A common scenario for developers is that they create an assembly that is to be hosted
by Internet Explorer, but requires more trust than would be given to it by default
by the Internet or LocalIntranet zone code groups. Often the first attempt at
fixing this involves signing the assembly with a strong name or an X509 certificate
and then creating a code group that gives that signature full trust. Developers
are often surprised when they continue to see security exceptions thrown even after
they do this.
The reasoning behind the security exception is AppDomains. Before IE can load
your assembly, it must create an AppDomain to load the assembly into. When it
creates this AppDomain, it assigns it all the evidence it knows without loading your
assembly, the URL and zone that it is loading from. Since the AppDomain itself
does not get any evidence about the signature that your assembly has (it can’t since
the assembly is not loaded yet), it will not match the code group that you created
giving extra trust. Now when a security demand occurs, a stack walk begins.

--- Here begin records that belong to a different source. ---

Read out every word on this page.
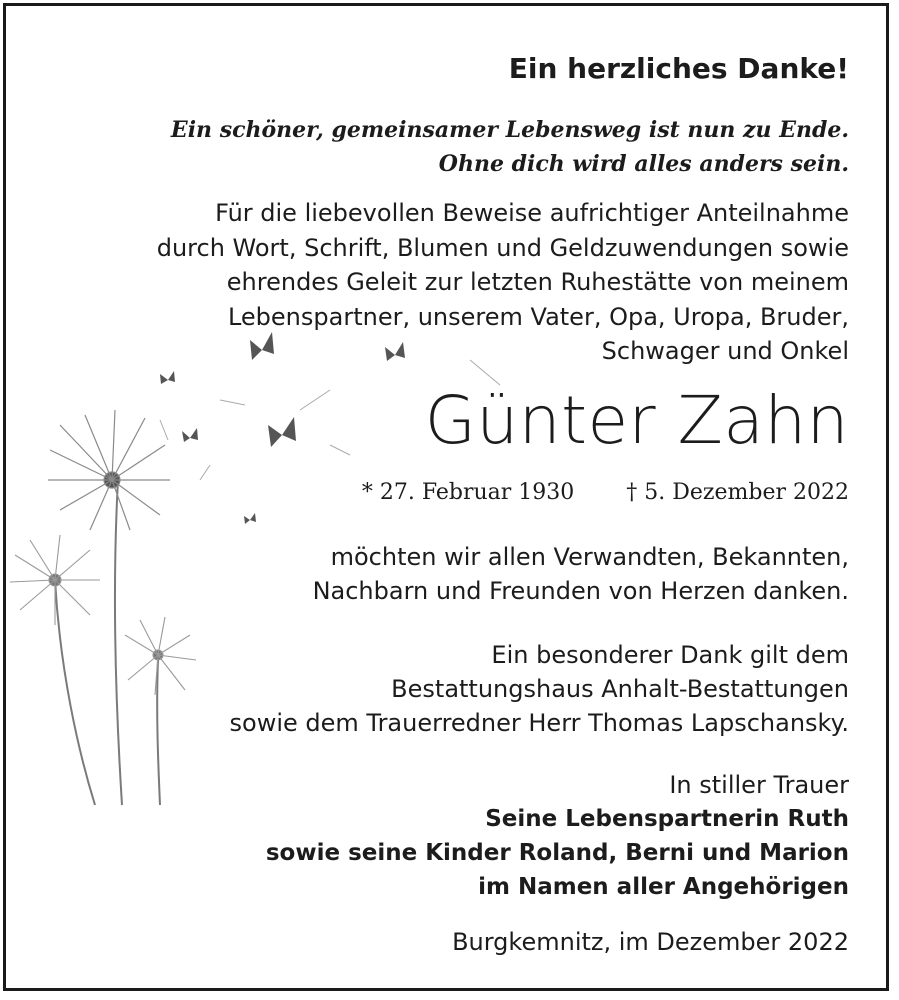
Ein herzliches Danke!
Ein schöner, gemeinsamer Lebensweg ist nun zu Ende.
Ohne dich wird alles anders sein.
Für die liebevollen Beweise aufrichtiger Anteilnahme
durch Wort, Schrift, Blumen und Geldzuwendungen sowie
ehrendes Geleit zur letzten Ruhestätte von meinem
Lebenspartner, unserem Vater, Opa, Uropa, Bruder,
Schwager und Onkel
Günter Zahn
* 27. Februar 1930 † 5. Dezember 2022
möchten wir allen Verwandten, Bekannten,
Nachbarn und Freunden von Herzen danken.
Ein besonderer Dank gilt dem
Bestattungshaus Anhalt-Bestattungen
sowie dem Trauerredner Herr Thomas Lapschansky.
In stiller Trauer
Seine Lebenspartnerin Ruth
sowie seine Kinder Roland, Berni und Marion
im Namen aller Angehörigen
Burgkemnitz, im Dezember 2022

When your assembly is checked for correct permissions, it passes, and the stack walk
continues until it gets to the AppDomain. Since the AppDomain doesn’t have the
permissions that are required by this demand, it causes the SecurityException to be
There are two ways to work around this problem. The first way is to create a
code group that matches the evidence that the AppDomain is getting, using a SiteMembershipCondition
or a ZoneMembershipCondition, and trust that. The other is to Assert() all the
permissions that your assembly needs at its entry points. This prevents the
stack walk from getting to the AppDomain level, therefore preventing the AppDomain
from causing a SecurityException to be thrown.